With the proposed system, Curry and the Warriors could agree to a three-year maximum extension in the summer of 2016, which would kick in during the summer of 2017. He would never reach free agency. After the start of the 2017-18 league year until October 31, he and the team could agree to add a year or two onto the contract assuming both still desired to do so. Either way, Curry would have a trade veto from the moment he signed the extension in the summer of 2016 until January 15, 2018.
This seems a nice compromise of the original goal of protecting owners from themselves and giving players a reason to actually extend. True, Curry would not be guaranteed a full five-year extension, but he also gets at least three years in case he suffers a severe injury or performance decline. And there is little opportunity cost to Curry; if he is still a good enough player in the summer of 2017 that he would have merited a new five-year max contract as a free agent, presumably the team would still offer him the extra two years on the extension that summer anyway to make sure it keeps him in the fold for the maximum possible amount of time.

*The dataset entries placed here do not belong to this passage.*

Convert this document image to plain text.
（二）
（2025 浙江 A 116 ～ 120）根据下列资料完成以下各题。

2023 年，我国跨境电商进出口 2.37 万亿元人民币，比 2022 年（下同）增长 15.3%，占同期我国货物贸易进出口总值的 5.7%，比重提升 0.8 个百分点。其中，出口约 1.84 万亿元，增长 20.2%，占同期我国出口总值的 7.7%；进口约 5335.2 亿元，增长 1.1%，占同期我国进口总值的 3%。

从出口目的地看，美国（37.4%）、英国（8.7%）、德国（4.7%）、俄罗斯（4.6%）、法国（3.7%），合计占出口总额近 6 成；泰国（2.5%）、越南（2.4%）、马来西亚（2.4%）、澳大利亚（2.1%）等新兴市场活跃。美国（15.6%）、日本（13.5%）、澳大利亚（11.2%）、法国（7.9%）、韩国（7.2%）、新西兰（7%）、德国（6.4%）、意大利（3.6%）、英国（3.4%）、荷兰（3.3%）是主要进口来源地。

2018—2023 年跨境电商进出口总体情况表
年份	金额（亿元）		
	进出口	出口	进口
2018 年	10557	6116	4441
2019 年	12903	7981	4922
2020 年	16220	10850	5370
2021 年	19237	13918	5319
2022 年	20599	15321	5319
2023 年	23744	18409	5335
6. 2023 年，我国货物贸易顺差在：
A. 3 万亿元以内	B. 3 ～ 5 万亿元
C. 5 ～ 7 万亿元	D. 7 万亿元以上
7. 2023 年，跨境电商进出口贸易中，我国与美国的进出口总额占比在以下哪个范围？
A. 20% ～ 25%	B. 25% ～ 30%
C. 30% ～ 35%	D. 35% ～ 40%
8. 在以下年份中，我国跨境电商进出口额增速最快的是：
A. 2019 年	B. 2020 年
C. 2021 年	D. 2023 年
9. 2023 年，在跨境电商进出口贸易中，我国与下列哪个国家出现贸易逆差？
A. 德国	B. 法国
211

The proposed system would allow teams to keep the true superstars who really deserved maximum extensions, while preventing the sort of killer Hamilton/Jackson/Varejao extensions for middling, aged veterans that really throttled teams. And requiring that the team has full Bird rights at the expiry of the existing contract would help prevent cap shenanigans for short-tenured players that would not have been possible under the old system.
It can certainly be argued whether saving the owners from themselves and dissuading superstar player movement are worthy ends. But the owners seem to find it important. This proposal would provide a superior mechanism to the current system.